I have welcomed the Government's UK Strategy for Rare Diseases, published in November 2013, as a positive step forward to help people affected by these conditions to live full and independent lives. The Strategy contains 51 commitments set out a vision for improving the lives of all those affected with rare disease. It covers five areas including empowering those affected by rare diseases, identification and prevention, diagnosis and early intervention, coordination of care and the role of research. All four countries of the UK have signed up to implement the strategy by 2020.
I support the Government's commitment to ensuring that patients with rare diseases in England are able to access effective treatments. That is why Ministers launched the Accelerated Access Review to make recommendations to Government on speeding up access for NHS patients to innovative and cost effective new medicines, diagnostics and medical technologies. The Review was published on 24 October 2016 and the Government will respond to the review in due course. 
The Government's National Institute for Health Research has established the Rare Diseases Translational Research Collaboration (TRC) with an initial investment of £20 million over four years. The Rare Disease TRC aims to increase rare disease research collaboration that will lead to improved diagnosis, treatment and care for rare disease patients and will support deep phenotyping of people with rare diseases.

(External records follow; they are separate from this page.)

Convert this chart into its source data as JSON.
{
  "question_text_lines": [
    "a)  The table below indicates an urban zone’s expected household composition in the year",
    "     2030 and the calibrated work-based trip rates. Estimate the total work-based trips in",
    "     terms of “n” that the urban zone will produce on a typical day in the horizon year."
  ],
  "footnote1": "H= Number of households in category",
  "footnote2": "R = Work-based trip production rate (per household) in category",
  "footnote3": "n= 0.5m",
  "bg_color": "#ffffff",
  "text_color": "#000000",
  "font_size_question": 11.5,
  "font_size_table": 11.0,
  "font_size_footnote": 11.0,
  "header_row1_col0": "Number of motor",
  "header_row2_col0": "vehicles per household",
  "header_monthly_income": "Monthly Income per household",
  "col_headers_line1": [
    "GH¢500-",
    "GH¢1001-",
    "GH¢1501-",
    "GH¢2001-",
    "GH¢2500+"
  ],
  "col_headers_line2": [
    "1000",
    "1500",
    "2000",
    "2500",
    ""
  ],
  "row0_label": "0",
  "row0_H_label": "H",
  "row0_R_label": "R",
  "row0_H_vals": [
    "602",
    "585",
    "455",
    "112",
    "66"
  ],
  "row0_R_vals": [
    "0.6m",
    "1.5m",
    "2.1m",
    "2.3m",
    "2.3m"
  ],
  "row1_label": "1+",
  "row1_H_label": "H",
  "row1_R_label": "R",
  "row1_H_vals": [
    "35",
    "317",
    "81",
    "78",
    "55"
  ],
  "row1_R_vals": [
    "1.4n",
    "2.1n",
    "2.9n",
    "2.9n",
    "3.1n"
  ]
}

Alongside this, patients with rare diseases are also currently the primary beneficiaries of the world-leading 100,000 Genomes Project. These participants are receiving diagnoses for the first time thus ending the uncertainty and distress for those affected on top of the considerable costs for the NHS budget. Over 25 rare disease groups comprising over 190 rare diseases are currently included in the project.

I unfortunately was not able to attend the debate on this issue, but I want to assure everyone that these concerns are recognised and represented in Westminster.